We cannot spend 70% of our budget on recurrent expenditure at a time Nigeria has more unemployed or underemployed people than the entire population of the Republic of Cameroon.
Many of you in the audience and those of you watching from home may be surprised to know that when I was a teenager, the Saudi Royal Family came to Nigeria for medical tourism and precisely to the University College Hospital, Ibadan.
Can you imagine how I feel that now that I am an adult, Nigerians, and especially our leaders, are Africa’s Number One medical tourists.
We have to enact laws to prevent leaders from diverting public funds from the public health sector to the treatment of the elite in the best hospitals abroad. If you can afford it from your own private resources, then pay for it. But do not make the tax payer pay for it.
We are in critical times, and as I conclude, I want to urge a paradigm shift in Nigeria. Our elite are treated in Europe. Big Brother Naija is being broadcast from South Africa and Nike is unveiling our FIFA World Cup Jersey in London. Is this the extent to which we have outsourced Nigeria? As far as I am concerned, if it concerns Nigeria, it must be done in Nigeria, not abroad. Not abroad.
Finally, let me say to Borno, Benue, Taraba, Adamawa, Plateau, Kaduna and now Zamfara, I feel your pains on the recent deaths you have suffered and the time has come for all Nigerians to say together, no more!
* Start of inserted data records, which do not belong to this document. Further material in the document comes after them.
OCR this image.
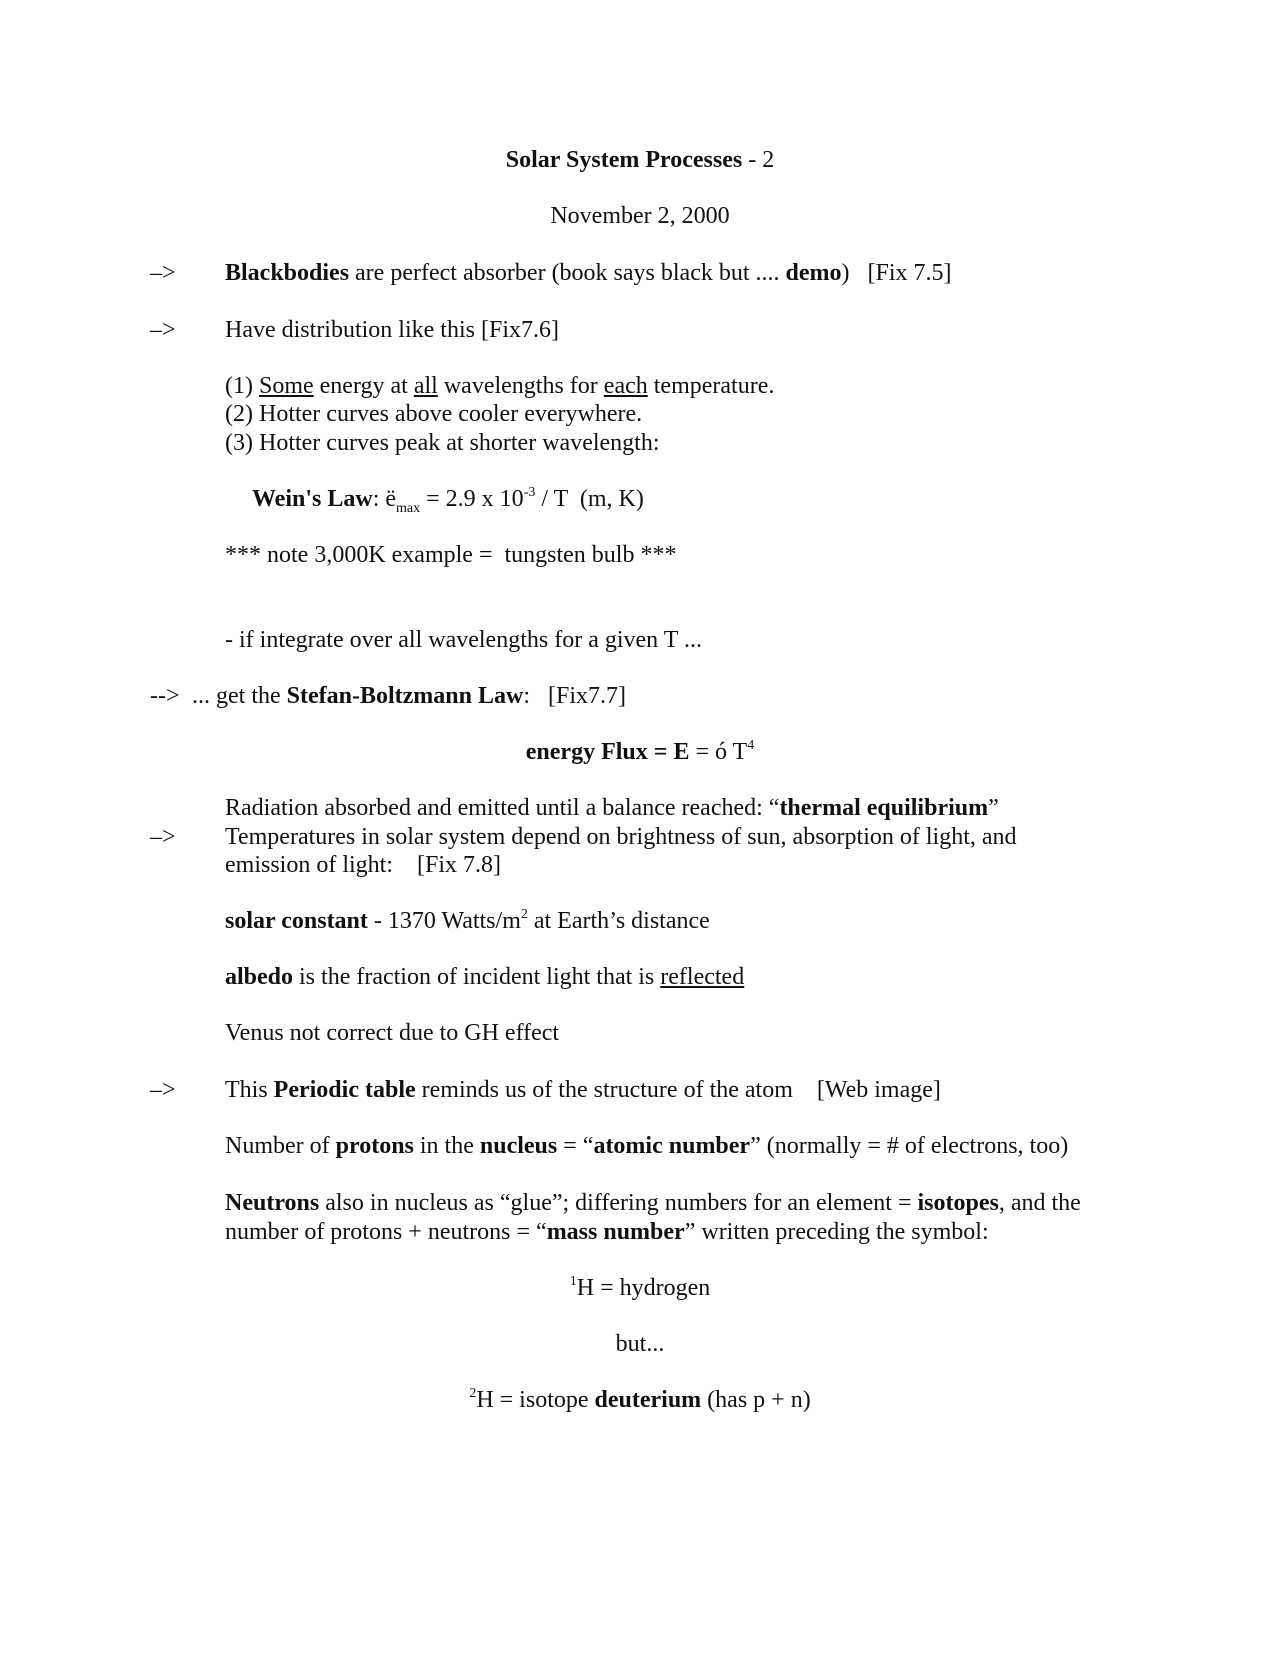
Solar System Processes - 2
November 2, 2000
–> Blackbodies are perfect absorber (book says black but .... demo)   [Fix 7.5]
–> Have distribution like this [Fix7.6]
(1) Some energy at all wavelengths for each temperature.
(2) Hotter curves above cooler everywhere.
(3) Hotter curves peak at shorter wavelength:
Wein's Law: $ë_{max} = 2.9$ x $10^{-3}$ / T  (m, K)
*** note 3,000K example =  tungsten bulb ***
- if integrate over all wavelengths for a given T ...
--> ... get the Stefan-Boltzmann Law:   [Fix7.7]
energy Flux = E = ó $T^4$
Radiation absorbed and emitted until a balance reached: “thermal equilibrium”
–> Temperatures in solar system depend on brightness of sun, absorption of light, and
emission of light:    [Fix 7.8]
solar constant - 1370 Watts/$m^2$ at Earth’s distance
albedo is the fraction of incident light that is reflected
Venus not correct due to GH effect
–> This Periodic table reminds us of the structure of the atom    [Web image]
Number of protons in the nucleus = “atomic number” (normally = # of electrons, too)
Neutrons also in nucleus as “glue”; differing numbers for an element = isotopes, and the
number of protons + neutrons = “mass number” written preceding the symbol:
$^1$H = hydrogen
but...
$^2$H = isotope deuterium (has p + n)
These senseless killings must end!
As a wise-man once said, that no one’s religious, economic or social interests is worth the shedding of blood.
We must accept that the difference between Nigerians is not North and South, Christian and Muslim or PDP and APC. The difference is between good and bad people and we must demonstrate that the good are much more than the bad.
Let me once again thank the organizers of the Silverbird Man of the Year Award for inviting me to give this keynote speech. Distinguished Senator Ben Bruce, please carry on with your common sense messages.
Thank you ladies and gentlemen and may God bless Nigeria!”